When asked how long the ISP program would last locally with the money that remains, without further funding from the county, Sandberg estimated it could run until May or possibly into June of this year.
“There was discussion that some of the counties weren’t sure if the program was really that helpful,” Wirtz said. “It seems like there is a lot of repeat business for the program, with the same people being served all the time.”
“That is a problem,” agreed Supervisor Ron Graettinger. “How long to we hold these people’s hands through this program? They’ll get better if they want to. We can’t make them get better.”
It was noted that the county had discussed funding the program at half of what had been requested.

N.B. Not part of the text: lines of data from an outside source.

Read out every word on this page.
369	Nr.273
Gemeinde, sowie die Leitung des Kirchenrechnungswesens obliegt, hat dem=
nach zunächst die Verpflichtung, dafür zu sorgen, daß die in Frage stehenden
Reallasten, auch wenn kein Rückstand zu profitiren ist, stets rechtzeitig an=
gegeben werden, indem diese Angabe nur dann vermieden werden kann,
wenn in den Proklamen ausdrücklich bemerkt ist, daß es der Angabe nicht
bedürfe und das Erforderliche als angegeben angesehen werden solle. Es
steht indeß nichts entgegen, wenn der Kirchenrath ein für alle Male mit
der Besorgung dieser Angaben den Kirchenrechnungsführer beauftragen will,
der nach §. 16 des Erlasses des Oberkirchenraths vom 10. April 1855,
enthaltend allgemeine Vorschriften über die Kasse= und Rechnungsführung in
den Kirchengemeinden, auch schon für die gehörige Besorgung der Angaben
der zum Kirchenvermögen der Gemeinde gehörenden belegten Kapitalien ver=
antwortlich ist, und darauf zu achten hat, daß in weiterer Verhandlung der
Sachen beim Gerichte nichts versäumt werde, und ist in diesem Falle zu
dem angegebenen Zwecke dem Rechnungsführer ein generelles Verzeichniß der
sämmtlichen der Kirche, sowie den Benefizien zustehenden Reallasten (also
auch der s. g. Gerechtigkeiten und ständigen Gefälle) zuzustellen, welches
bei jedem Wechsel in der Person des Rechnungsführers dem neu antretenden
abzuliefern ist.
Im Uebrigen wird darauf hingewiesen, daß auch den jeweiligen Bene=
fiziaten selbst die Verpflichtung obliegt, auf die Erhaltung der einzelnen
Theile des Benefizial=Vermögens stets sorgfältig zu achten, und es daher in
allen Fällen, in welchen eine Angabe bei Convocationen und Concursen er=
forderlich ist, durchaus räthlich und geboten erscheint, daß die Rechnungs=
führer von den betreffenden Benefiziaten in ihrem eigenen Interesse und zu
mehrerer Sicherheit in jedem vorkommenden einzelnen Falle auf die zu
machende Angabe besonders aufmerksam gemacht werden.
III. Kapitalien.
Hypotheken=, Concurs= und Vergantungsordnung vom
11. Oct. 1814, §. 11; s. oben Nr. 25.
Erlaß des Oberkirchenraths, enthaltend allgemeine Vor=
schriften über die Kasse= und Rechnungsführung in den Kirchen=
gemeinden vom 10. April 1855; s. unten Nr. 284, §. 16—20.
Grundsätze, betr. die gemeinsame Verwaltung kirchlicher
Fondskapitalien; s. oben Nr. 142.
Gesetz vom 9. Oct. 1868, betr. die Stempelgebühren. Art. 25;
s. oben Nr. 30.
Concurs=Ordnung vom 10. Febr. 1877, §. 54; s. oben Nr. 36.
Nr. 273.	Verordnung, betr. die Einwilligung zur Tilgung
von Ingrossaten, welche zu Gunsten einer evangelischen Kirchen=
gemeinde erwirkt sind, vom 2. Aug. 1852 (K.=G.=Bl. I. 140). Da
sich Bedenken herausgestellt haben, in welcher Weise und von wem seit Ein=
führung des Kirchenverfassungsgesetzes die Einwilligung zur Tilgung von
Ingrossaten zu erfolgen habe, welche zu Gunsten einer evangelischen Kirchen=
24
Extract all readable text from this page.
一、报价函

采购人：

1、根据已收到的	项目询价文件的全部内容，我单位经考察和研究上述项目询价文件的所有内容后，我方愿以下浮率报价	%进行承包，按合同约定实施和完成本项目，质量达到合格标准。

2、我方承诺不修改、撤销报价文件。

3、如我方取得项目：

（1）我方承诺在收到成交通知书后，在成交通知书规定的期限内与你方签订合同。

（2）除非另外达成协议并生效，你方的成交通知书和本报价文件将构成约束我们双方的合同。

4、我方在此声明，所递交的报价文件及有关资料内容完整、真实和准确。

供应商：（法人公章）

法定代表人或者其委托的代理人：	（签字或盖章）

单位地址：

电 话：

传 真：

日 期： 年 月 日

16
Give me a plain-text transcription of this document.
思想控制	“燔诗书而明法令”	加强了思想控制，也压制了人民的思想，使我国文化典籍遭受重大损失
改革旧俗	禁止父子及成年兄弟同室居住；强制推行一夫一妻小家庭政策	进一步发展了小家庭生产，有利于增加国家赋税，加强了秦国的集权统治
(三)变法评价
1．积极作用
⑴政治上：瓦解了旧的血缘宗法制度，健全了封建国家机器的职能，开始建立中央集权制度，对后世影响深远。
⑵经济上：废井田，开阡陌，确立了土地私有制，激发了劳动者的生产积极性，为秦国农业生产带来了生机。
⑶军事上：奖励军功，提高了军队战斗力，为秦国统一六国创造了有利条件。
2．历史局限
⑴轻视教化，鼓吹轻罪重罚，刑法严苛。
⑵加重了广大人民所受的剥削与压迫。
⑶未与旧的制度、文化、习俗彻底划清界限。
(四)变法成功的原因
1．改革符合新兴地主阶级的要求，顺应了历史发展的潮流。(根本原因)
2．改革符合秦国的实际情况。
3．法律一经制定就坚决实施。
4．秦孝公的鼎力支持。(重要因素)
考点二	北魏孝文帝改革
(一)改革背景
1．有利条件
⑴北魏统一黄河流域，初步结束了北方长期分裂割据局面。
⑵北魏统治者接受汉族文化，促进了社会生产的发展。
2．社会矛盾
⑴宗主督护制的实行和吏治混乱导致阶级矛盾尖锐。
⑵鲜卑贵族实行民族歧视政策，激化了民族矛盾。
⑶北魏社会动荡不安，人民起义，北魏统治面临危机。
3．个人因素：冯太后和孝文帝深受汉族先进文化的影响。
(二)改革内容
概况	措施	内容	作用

“One thing I would remind you of is if we don’t have the ISP, any mental health costs, such as prescriptions and examinations will have to be paid for by the Sheriff’s Office and jail,” Sandberg pointed out.
“The goal of this program is to keep these people from being committed and they’ve had some successes,” Wirtz noted.
“If we approve this, what program will come next?” Hofstad asked. “Some bleeding heart will dream up a new unfounded program and we’ll have to pay for it. We can only keep our brother so long, and I think its time he starts keeping himself.”
Supervisor Ron Graettinger noted that data from the program indicated that it had actually helped four people in Palo Alto County.
Koree Muilenburg, the ISP Coordinator and Case Management Social Worker, reported that the program serves up to 20 to 25 people a week in the eight counties using the ISP. “Currently, it takes $7,000 a month for the ISP, and that includes salaries, therapy, travel and expenses.”
Muilenburg is working with four people in the county at this time, and visits Emmetsburg each Tuesday.
“I’ve been coming to Emmetsburg every week for the past six months,” Muilenburg reported. “Currently, we have an 80-85 percent success rate, and that’s if I can work with these people for one month.”
“Is there a common problem with these people?” asked Board Chair Leo Goeders.
“It’s drugs and drug use,” Muilenburg answered quickly.
Palo Alto County Sheriff Denny Goeders, sitting in on the discussion, also spoke up. “Yes, drugs are just huge, and burglaries that are being committed to get the money to buy drugs.”
Sheriff Goeders noted that there are 160 hog sites in Palo Alto County, and each has a building that is a potential burglary target. “It’s just like a vegetable garden out there.”
“We’re looking for grants to try and fund the ISP with,” Muilenburg said, “so that you counties don’t have to fund it.”
“This is a good program,” Denny Goeders told the board. “It assists with any medications, and with drug and mental issues for the prisoners. A lot of people have serious problems when they come into the jail and this organization really helps us. It calms a lot of things down.”
“The Clay County Jailer echoed a lot of what Denny just said,” Wirtz noted. “Also, some people just don’t have anyone for support and the ISP is there for them.”
“I’m really in total favor of this program,” the sheriff said. “If anything, for the liability protection and the program’s support.”